Thursday, January 19, 2017

So ... We Have These Things Called Ground Forces

This article goes into all the missiles in Russia's Kaliningrad exclave that could make life Hell for NATO in a war. It's a funny kind of war that the author assumes for a small piece of territory surrounded by NATO nations.


In the event of a military conflict over the Baltic States, Russian missiles in Kaliningrad could target NATO troops heading from Poland. That could slow reinforcements were Russia to invade Latvia, Lithuania and Estonia. ...

Kaliningrad’s missiles pose a serious complication to NATO. The enclave is practically loaded with them.

For an article that starts by noting the deployment of an American heavy brigade to Poland, the author's view of war is very one-dimensional.

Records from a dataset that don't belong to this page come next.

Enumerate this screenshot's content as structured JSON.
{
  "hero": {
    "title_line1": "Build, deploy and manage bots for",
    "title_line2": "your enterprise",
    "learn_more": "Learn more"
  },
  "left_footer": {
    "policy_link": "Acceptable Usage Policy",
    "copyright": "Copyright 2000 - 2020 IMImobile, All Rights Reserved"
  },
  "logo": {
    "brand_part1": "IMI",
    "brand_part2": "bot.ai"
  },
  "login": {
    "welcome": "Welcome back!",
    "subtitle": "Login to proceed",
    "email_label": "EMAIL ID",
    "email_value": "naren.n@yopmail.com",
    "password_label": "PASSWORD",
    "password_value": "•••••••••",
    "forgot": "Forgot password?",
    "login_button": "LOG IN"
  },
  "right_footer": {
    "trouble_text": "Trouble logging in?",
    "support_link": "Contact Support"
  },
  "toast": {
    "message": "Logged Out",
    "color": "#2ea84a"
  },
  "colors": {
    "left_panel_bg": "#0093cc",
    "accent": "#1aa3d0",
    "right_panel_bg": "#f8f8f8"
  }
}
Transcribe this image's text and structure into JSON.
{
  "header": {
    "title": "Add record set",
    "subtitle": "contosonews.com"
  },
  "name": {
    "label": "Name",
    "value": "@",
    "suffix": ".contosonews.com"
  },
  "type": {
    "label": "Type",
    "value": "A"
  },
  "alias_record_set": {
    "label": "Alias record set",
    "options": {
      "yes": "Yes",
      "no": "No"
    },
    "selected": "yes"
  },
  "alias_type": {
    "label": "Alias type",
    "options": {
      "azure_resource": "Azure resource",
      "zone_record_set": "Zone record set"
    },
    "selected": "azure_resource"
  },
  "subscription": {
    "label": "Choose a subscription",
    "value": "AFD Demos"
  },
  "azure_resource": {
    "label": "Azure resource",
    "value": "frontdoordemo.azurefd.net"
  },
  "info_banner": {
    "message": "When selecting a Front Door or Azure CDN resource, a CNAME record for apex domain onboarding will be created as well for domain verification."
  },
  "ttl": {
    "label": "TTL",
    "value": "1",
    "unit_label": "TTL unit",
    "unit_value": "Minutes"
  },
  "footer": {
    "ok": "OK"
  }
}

Yes, the Russians have lots of missiles in Kaliningrad. But the funny thing is about launching positions is that you have to control the launch sites to launch missiles.

Which is why in a war with Russia the first thing NATO should do to counter those missiles is overrun Kaliningrad with ground units.

For all those missiles that Russia has that are clearly a problem for reinforcing Poland, Russia's ground forces are rather limited:

At the beginning of 2010 the number of ground forces in the Kaliningrad special district was 10,500 ground troops (excluding the 1,100 in the Marine Corps), divided into one motorized infantry brigade, one mechanized infantry regiment, one missile brigade with 12-18 defense systems OTR-21 Tochka, one artillery brigade, one helicopter regiment, one defense team.

That's a bit old, but the total is about 3 brigade equivalents of maneuver units. Which are weak compared to Western brigades. The number of armored vehicles there are way in excess of the units assigned.

Also, I have no idea what that blue box means when it claims Russia has 225,000 military personnel in the exclave. There is no way Russia has close to a quarter of their total active manpower in one small, isolated territory. And if so, with only 3 combat brigades to protect them, all those purported Russians would be POWs before too long.

So yeah, Russia has a lot of missiles in the region. Russia can do stuff to NATO that will hurt. That's what makes Russia a threat. Especially in the Baltic states that border Russia but far are from NATO reinforcements. The geography sucks.

But don't forget that NATO can do a lot against Russia when the geography tilts our way.

UPDATE: Yes, the missile threat from Kaliningrad is real. But unless Russian troops hold the ground, there is no threat.

Don't over-complicate this with talk of battling their missiles with our missiles. Occupy the missile sites with NATO troops if it comes to war.